Varmus had become excited at the potential for approaching the mind-boggling complexity of human genetics – particularly in relation to disease – through
the
study of much simpler organisms. ‘From some dilatory reading in the early 1960s, I knew enough about viruses and their association with tumours in animals to understand that they might
provide a relatively simple entry into a problem as complex as cancer,’ he wrote in his autobiographical account of his work. ‘In fact, for anyone interested in the genetic basis of
cancer, viruses seemed to be the only game in town.’ The little scraps of life contain around five to ten genes all told, compared with 20,500 or so in our cells.

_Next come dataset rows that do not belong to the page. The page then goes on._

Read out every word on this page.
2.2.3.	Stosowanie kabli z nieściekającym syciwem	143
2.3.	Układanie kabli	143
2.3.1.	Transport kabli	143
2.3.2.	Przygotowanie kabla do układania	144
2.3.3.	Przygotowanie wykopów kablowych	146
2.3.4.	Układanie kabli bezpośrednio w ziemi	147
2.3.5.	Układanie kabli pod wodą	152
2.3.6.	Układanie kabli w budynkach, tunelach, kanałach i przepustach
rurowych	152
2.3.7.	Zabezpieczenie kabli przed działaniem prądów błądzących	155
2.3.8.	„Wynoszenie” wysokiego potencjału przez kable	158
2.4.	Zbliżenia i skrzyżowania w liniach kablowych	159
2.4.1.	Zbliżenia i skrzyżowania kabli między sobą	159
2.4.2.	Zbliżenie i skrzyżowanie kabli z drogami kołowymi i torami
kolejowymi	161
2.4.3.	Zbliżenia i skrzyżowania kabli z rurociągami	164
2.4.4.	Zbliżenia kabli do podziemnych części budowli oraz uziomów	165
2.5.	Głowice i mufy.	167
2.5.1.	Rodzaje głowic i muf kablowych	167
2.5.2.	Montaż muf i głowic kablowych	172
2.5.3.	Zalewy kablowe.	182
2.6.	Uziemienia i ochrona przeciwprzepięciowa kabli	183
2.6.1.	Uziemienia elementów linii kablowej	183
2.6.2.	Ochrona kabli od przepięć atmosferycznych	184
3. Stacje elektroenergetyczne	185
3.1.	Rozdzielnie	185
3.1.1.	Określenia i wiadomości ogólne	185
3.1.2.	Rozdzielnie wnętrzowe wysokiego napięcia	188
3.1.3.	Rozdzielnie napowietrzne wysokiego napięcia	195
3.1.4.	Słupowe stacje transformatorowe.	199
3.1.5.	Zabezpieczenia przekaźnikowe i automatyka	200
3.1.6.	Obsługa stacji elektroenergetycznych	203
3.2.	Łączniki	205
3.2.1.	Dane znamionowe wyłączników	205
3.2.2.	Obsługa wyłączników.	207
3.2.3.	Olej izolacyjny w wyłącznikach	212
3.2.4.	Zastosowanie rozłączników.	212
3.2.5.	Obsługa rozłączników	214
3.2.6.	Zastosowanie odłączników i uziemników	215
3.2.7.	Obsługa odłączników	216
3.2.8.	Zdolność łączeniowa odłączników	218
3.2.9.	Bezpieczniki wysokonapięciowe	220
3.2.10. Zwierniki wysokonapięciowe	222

In the summer of 1969, Varmus and his journalist wife Connie combined a backpacking trip to California with the search for opportunities to study viruses on the West Coast. Visiting Mike Bishop
in his lab at UCSF, he found a fellow book addict with wide tastes in literature, and a keen writer also. Bishop, too, had been ambivalent about becoming a doctor, but had discovered almost by
chance the thrill of laboratory science and not looked back. In Bishop, Varmus had discovered a kindred spirit and he agreed to join him the following year. ‘Harold’s arrival changed my
life and career,’ Bishop recalled during his Nobel address. ‘Our relationship evolved rapidly to one of co-equals and the result was surely greater than the sum of the two
parts.’

When they started their work together the two scientists were somewhat out on a limb, for in 1970 many of their peers were still sceptical, even frankly disbelieving, of the theory that cancer
is a disease of the genes, since there was no direct evidence for it. But that very summer, a young postgraduate student from California named Steve Martin appeared at the Gordon Conference, an
annual event that brings together scientists at the cutting edge of their field internationally to brainstorm ideas in the informal setting of an old boarding school in Tilton, New Hampshire. The
topic at that year’s conference was animal cells and viruses, and Martin – a ‘bookish’ young man, ‘with dark curls, a cherubic face and an enthusiastic manner’,
according to Varmus – had come to tell his colleagues that he had managed to isolate the gene in
the Rous sarcoma virus responsible for turning infected cells
delinquent, and to explain how he had done so. The gene – soon given the name Src (pronounced ‘sark’) after the type of tumour it causes – was the first example of what
became known as ‘oncogenes’.

Derived from the Greek word
onkos
meaning ‘mass’, and describing a gene that can transform a normal cell into a tumour cell, oncogenes are at the very heart of the story of
p53. What earned Bishop and Varmus their Nobel Prize was the discovery in 1974 that the
normal
cells of uninfected chickens have copies of a gene almost identical to the Src found in the
virus. What is more, the two scientists soon found that many other bird species – including ducks, turkeys, quails and even an emu from the Sacramento Zoo – did too. In due course,
Src-like genes would be detected in fruit flies and worms and many species of mammals, indicating that this was a gene that could be traced back through eons of evolutionary history and that must
therefore have an essential role to play in the cell.

But in 1974, the evidence from bird species alone was enough for Bishop, Varmus and their team to suggest a revolutionary idea: that, rather than being the carrier of an alien gene with which it
corrupts host cells, the virus had, some time in the course of its evolution, picked up the gene from its chicken host and incorporated it into its own genome – a process that caused the gene
to become dangerous to its original bird host. Could it be, they speculated further, that there are other genes – perhaps many of them – in normal animal cells that are capable of
becoming oncogenes when picked up and spread around by viruses?